Along the way, he refined an interest in Chinese art and literature, publishing dozens of essays on calligraphy, painting and film, sometimes under the pen name Zheng Jingshan.
Zheng had two portraits featured at a Guangzhou art exhibition in 2016: Zheng Zhengqiu, a founding father of Chinese cinema; and Lu Xun, an early 20th century writer dubbed by late party patriarch Mao Zedong as “the saint of modern China.”
Tian Feilong, an associate law professor at Beihang University in Beijing, said Zheng Yanxiong’s background could help him build a positive image of the office.
“There is a need to alleviate Hong Kong people’s fear for the office and for the national security law,” Tian said.
WUKAN UPRISING
Zheng’s proved himself to be a reliable hardliner after being appointed to lead the Shanwei city party committee, which oversees Wukan.

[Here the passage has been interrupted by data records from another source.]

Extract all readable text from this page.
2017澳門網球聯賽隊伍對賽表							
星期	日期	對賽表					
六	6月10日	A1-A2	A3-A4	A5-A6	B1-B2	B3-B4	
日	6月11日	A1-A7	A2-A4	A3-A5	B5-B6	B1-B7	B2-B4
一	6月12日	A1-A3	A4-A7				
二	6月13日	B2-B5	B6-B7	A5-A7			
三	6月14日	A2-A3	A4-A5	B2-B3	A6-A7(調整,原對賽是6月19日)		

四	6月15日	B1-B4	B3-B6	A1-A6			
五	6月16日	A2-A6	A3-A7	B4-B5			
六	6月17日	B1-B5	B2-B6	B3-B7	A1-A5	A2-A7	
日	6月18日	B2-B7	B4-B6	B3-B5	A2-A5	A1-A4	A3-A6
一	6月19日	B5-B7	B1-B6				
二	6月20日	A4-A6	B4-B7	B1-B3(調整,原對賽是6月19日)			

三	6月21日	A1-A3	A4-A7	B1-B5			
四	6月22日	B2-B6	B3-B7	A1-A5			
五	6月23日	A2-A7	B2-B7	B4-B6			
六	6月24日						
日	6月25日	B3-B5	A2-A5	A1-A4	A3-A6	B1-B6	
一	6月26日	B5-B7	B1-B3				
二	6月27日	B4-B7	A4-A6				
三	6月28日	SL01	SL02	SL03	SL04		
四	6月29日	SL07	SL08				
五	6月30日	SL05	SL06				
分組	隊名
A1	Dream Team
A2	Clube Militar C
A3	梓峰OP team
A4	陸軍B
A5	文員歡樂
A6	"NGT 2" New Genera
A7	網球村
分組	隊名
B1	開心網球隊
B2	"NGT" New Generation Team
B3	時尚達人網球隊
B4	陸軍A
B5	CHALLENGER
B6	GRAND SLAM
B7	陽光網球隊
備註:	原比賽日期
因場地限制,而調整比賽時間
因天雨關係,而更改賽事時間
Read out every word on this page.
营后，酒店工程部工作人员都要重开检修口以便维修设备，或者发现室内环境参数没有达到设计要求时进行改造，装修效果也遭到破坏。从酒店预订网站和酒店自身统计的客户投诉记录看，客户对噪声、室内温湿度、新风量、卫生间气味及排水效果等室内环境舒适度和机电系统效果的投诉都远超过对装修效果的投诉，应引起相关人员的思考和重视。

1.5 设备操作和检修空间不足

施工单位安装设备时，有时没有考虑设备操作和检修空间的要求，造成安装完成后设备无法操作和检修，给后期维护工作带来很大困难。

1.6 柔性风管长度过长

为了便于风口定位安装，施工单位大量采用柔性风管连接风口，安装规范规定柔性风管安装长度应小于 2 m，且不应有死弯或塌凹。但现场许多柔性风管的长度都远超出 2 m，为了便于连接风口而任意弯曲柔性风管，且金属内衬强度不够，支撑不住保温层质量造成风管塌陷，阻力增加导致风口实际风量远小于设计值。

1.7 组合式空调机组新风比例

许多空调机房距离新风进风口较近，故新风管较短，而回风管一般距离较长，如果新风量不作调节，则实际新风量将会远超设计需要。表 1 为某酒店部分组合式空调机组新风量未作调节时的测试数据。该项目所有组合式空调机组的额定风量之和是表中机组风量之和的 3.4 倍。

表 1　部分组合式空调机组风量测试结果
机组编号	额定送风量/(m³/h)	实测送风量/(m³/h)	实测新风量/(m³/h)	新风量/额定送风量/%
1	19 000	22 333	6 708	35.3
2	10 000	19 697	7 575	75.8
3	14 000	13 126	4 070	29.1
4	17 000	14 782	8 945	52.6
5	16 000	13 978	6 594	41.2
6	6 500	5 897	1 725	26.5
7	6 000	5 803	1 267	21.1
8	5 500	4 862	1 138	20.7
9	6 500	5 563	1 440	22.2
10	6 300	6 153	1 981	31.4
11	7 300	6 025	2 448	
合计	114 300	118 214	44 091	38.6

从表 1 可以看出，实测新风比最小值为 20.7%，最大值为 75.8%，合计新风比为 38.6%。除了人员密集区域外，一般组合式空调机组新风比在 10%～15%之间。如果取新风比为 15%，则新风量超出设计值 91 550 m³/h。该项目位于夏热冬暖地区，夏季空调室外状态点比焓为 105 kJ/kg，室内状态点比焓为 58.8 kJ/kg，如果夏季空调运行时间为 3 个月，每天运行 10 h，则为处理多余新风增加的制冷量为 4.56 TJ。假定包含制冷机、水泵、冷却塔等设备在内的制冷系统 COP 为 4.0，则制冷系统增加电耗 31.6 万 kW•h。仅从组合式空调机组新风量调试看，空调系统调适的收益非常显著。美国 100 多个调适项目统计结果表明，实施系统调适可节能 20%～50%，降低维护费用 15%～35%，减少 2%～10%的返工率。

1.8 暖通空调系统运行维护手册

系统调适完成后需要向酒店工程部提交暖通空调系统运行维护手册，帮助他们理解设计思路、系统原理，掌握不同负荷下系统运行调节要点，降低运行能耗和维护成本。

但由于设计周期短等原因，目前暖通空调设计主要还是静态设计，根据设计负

There, he oversaw a crackdown on groups of locals who had organised themselves to fight the sale of village land.
Residents were detained, including one who later died in custody, sparking a confrontation between villagers and local police that drew global media attention.
The provincial government then intervened and allowed a landmark election.
In a speech, Zheng said the protesters’ methods were “unreasonable and the process was out of control,” even though he acknowledged that their demands were “mostly reasonable.”
He accused villagers of unnecessarily escalating the dispute and giving the foreign media “artillery” to attack China and the ruling party.
After the global attention on Wukan faded, the village’s new elected leaders struggled to convince more senior officials to return the land and were eventually detained.
Zheng, meanwhile, was promoted to run the day-to-day operations of Guangdong’s party committee, the most powerful body in the country’s most-populous province.
“He is loyal and he does what the top asked to be done without hesitation and without mercy, which seems a very good qualification for the job,” said Steve Tsang, director of Soas University of London’s China Institute.
“The intention is to make sure that the people in Hong Kong would be so sufficiently terrified that they’re not going to even think about resisting.”